Selon des sources concordantes,
Patrice Sandouno, Sayon Koivogui, Mohamed Lamine Soumah, analyste au département des relations extérieures et Souleymane Sylla, ont passé la nuit de mardi à mercredi en détention. Leur libération n’a toujours pas été actée ce mercredi matin.
« Malgré les plaidoyers pour qu’ils soient autorisés à rentrer chez eux et revenir ce matin, la direction de la police judiciaire a refusé. Ils y sont toujours au moment où je vous parle », a déclaré une source proche du dossier.
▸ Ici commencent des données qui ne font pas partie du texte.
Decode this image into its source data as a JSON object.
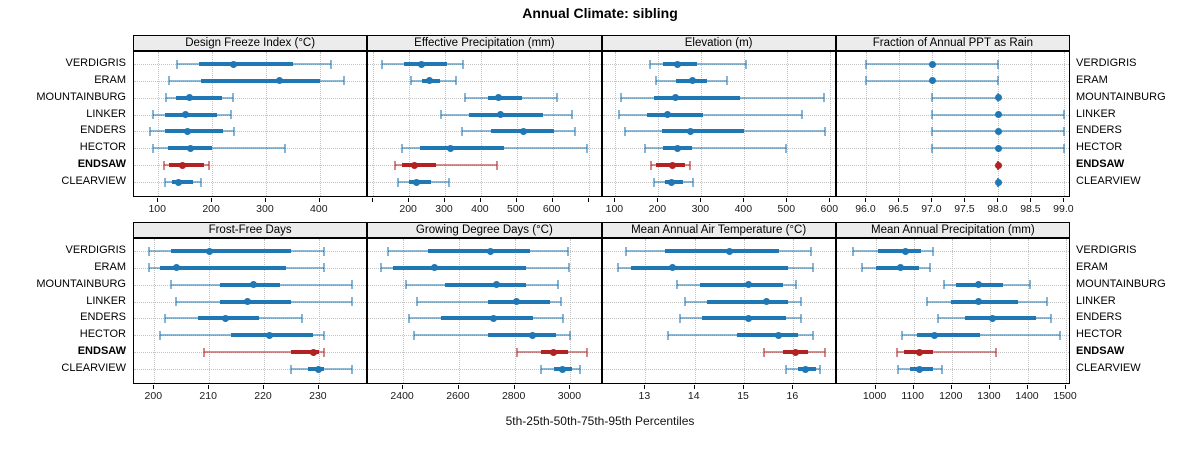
{
  "title": "Annual Climate: sibling",
  "caption": "5th-25th-50th-75th-95th Percentiles",
  "stations": [
    "VERDIGRIS",
    "ERAM",
    "MOUNTAINBURG",
    "LINKER",
    "ENDERS",
    "HECTOR",
    "ENDSAW",
    "CLEARVIEW"
  ],
  "highlight_station": "ENDSAW",
  "colors": {
    "series_normal": "#1f77b4",
    "series_highlight": "#b22222",
    "strip_bg": "#ececec",
    "grid": "#c3c3c3",
    "panel_border": "#000000"
  },
  "chart_data": {
    "type": "dot-whisker-interval",
    "note": "Each row shows 5th-25th-50th-75th-95th percentiles per station; thin line = 5th-95th, thick bar = 25th-75th, dot = median. ENDSAW highlighted in red.",
    "percentiles": [
      5,
      25,
      50,
      75,
      95
    ],
    "legend_position": "none",
    "grid": "dotted",
    "panels": [
      {
        "title": "Design Freeze Index (°C)",
        "row": 0,
        "col": 0,
        "xlim": [
          55,
          490
        ],
        "ticks": [
          100,
          200,
          300,
          400
        ],
        "tick_labels": [
          "100",
          "200",
          "300",
          "400"
        ],
        "series": [
          [
            135,
            175,
            240,
            350,
            420
          ],
          [
            120,
            180,
            325,
            400,
            445
          ],
          [
            115,
            133,
            158,
            218,
            238
          ],
          [
            90,
            112,
            150,
            210,
            235
          ],
          [
            85,
            112,
            155,
            220,
            240
          ],
          [
            90,
            118,
            160,
            200,
            335
          ],
          [
            110,
            120,
            145,
            185,
            195
          ],
          [
            112,
            125,
            138,
            165,
            180
          ]
        ]
      },
      {
        "title": "Effective Precipitation (mm)",
        "row": 0,
        "col": 1,
        "xlim": [
          86,
          739
        ],
        "ticks": [
          100,
          200,
          300,
          400,
          500,
          600,
          700
        ],
        "tick_labels": [
          "",
          "200",
          "300",
          "400",
          "500",
          "600",
          ""
        ],
        "series": [
          [
            125,
            185,
            235,
            305,
            350
          ],
          [
            205,
            235,
            258,
            285,
            330
          ],
          [
            355,
            420,
            450,
            515,
            612
          ],
          [
            288,
            368,
            455,
            572,
            655
          ],
          [
            348,
            428,
            518,
            605,
            662
          ],
          [
            180,
            230,
            315,
            465,
            695
          ],
          [
            160,
            180,
            215,
            275,
            445
          ],
          [
            170,
            200,
            220,
            260,
            310
          ]
        ]
      },
      {
        "title": "Elevation (m)",
        "row": 0,
        "col": 2,
        "xlim": [
          70,
          615
        ],
        "ticks": [
          100,
          200,
          300,
          400,
          500,
          600
        ],
        "tick_labels": [
          "100",
          "200",
          "300",
          "400",
          "500",
          "600"
        ],
        "series": [
          [
            180,
            210,
            245,
            290,
            405
          ],
          [
            195,
            240,
            280,
            313,
            360
          ],
          [
            113,
            190,
            240,
            390,
            585
          ],
          [
            108,
            174,
            222,
            305,
            535
          ],
          [
            123,
            208,
            274,
            400,
            588
          ],
          [
            170,
            210,
            245,
            278,
            498
          ],
          [
            183,
            195,
            233,
            262,
            274
          ],
          [
            190,
            215,
            230,
            258,
            280
          ]
        ]
      },
      {
        "title": "Fraction of Annual PPT as Rain",
        "row": 0,
        "col": 3,
        "xlim": [
          95.55,
          99.1
        ],
        "ticks": [
          96.0,
          96.5,
          97.0,
          97.5,
          98.0,
          98.5,
          99.0
        ],
        "tick_labels": [
          "96.0",
          "96.5",
          "97.0",
          "97.5",
          "98.0",
          "98.5",
          "99.0"
        ],
        "series": [
          [
            96,
            97,
            97,
            97,
            98
          ],
          [
            96,
            97,
            97,
            97,
            98
          ],
          [
            97,
            98,
            98,
            98,
            98
          ],
          [
            97,
            98,
            98,
            98,
            99
          ],
          [
            97,
            98,
            98,
            98,
            99
          ],
          [
            97,
            98,
            98,
            98,
            99
          ],
          [
            98,
            98,
            98,
            98,
            98
          ],
          [
            98,
            98,
            98,
            98,
            98
          ]
        ]
      },
      {
        "title": "Frost-Free Days",
        "row": 1,
        "col": 0,
        "xlim": [
          196.3,
          239
        ],
        "ticks": [
          200,
          210,
          220,
          230
        ],
        "tick_labels": [
          "200",
          "210",
          "220",
          "230"
        ],
        "series": [
          [
            199,
            203,
            210,
            225,
            231
          ],
          [
            199,
            201,
            204,
            224,
            231
          ],
          [
            203,
            212,
            218,
            223,
            236
          ],
          [
            204,
            212,
            217,
            225,
            236
          ],
          [
            202,
            208,
            213,
            219,
            227
          ],
          [
            201,
            214,
            221,
            229,
            231
          ],
          [
            209,
            225,
            229,
            230,
            231
          ],
          [
            225,
            228,
            230,
            231,
            236
          ]
        ]
      },
      {
        "title": "Growing Degree Days (°C)",
        "row": 1,
        "col": 1,
        "xlim": [
          2275,
          3115
        ],
        "ticks": [
          2400,
          2600,
          2800,
          3000
        ],
        "tick_labels": [
          "2400",
          "2600",
          "2800",
          "3000"
        ],
        "series": [
          [
            2345,
            2490,
            2715,
            2855,
            2990
          ],
          [
            2320,
            2365,
            2512,
            2840,
            2995
          ],
          [
            2410,
            2550,
            2735,
            2840,
            2955
          ],
          [
            2450,
            2705,
            2805,
            2925,
            2965
          ],
          [
            2420,
            2535,
            2725,
            2865,
            2975
          ],
          [
            2440,
            2705,
            2865,
            2950,
            3000
          ],
          [
            2810,
            2895,
            2940,
            2990,
            3060
          ],
          [
            2895,
            2940,
            2970,
            3005,
            3035
          ]
        ]
      },
      {
        "title": "Mean Annual Air Temperature (°C)",
        "row": 1,
        "col": 2,
        "xlim": [
          12.13,
          16.88
        ],
        "ticks": [
          13,
          14,
          15,
          16
        ],
        "tick_labels": [
          "13",
          "14",
          "15",
          "16"
        ],
        "series": [
          [
            12.6,
            13.4,
            14.7,
            15.7,
            16.35
          ],
          [
            12.45,
            12.7,
            13.55,
            15.9,
            16.4
          ],
          [
            13.65,
            14.1,
            15.1,
            15.8,
            16.05
          ],
          [
            13.8,
            14.25,
            15.45,
            15.9,
            16.15
          ],
          [
            13.7,
            14.15,
            15.1,
            15.85,
            16.15
          ],
          [
            13.45,
            14.85,
            15.7,
            16.1,
            16.4
          ],
          [
            15.4,
            15.8,
            16.05,
            16.3,
            16.65
          ],
          [
            15.85,
            16.1,
            16.25,
            16.45,
            16.55
          ]
        ]
      },
      {
        "title": "Mean Annual Precipitation (mm)",
        "row": 1,
        "col": 3,
        "xlim": [
          898,
          1513
        ],
        "ticks": [
          1000,
          1100,
          1200,
          1300,
          1400,
          1500
        ],
        "tick_labels": [
          "1000",
          "1100",
          "1200",
          "1300",
          "1400",
          "1500"
        ],
        "series": [
          [
            940,
            1005,
            1078,
            1120,
            1150
          ],
          [
            965,
            1000,
            1065,
            1113,
            1143
          ],
          [
            1180,
            1210,
            1270,
            1335,
            1405
          ],
          [
            1135,
            1197,
            1270,
            1375,
            1450
          ],
          [
            1165,
            1235,
            1307,
            1420,
            1460
          ],
          [
            1068,
            1110,
            1155,
            1275,
            1485
          ],
          [
            1055,
            1075,
            1115,
            1150,
            1315
          ],
          [
            1060,
            1090,
            1114,
            1150,
            1174
          ]
        ]
      }
    ]
  }
}
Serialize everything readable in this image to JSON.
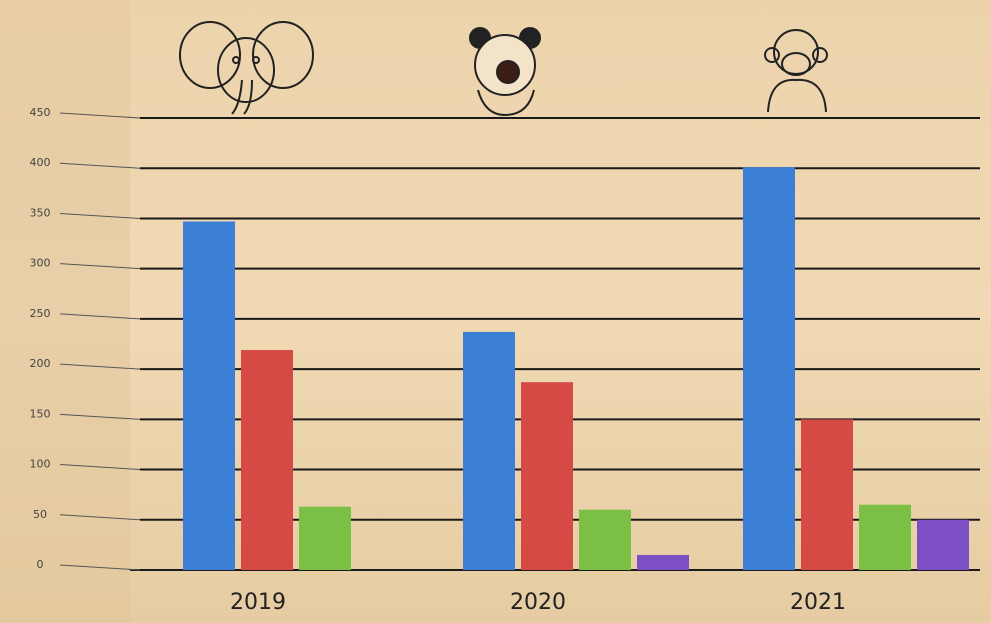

Pour l’heure, les motifs exacts de leur interpellation n’ont pas été officiellement communiqués. Des indiscrétions laissent entendre qu’une plainte émanant du secrétaire exécutif de l’agence serait à l’origine de la procédure, mais aucune confirmation n’a été donnée par les autorités policières.
Cette situation suscite une vive inquiétude parmi les autres employés de l’ANLC-PBG, qui réclament la libération immédiate de leurs collègues et la prise en compte de leurs revendications.
La crise actuelle au sein de l’ANLC-PBG met en lumière les tensions croissantes autour de la gestion interne de l’institution, dont la mission est pourtant essentielle dans la lutte contre la corruption et la promotion de la bonne gouvernance en Guinée.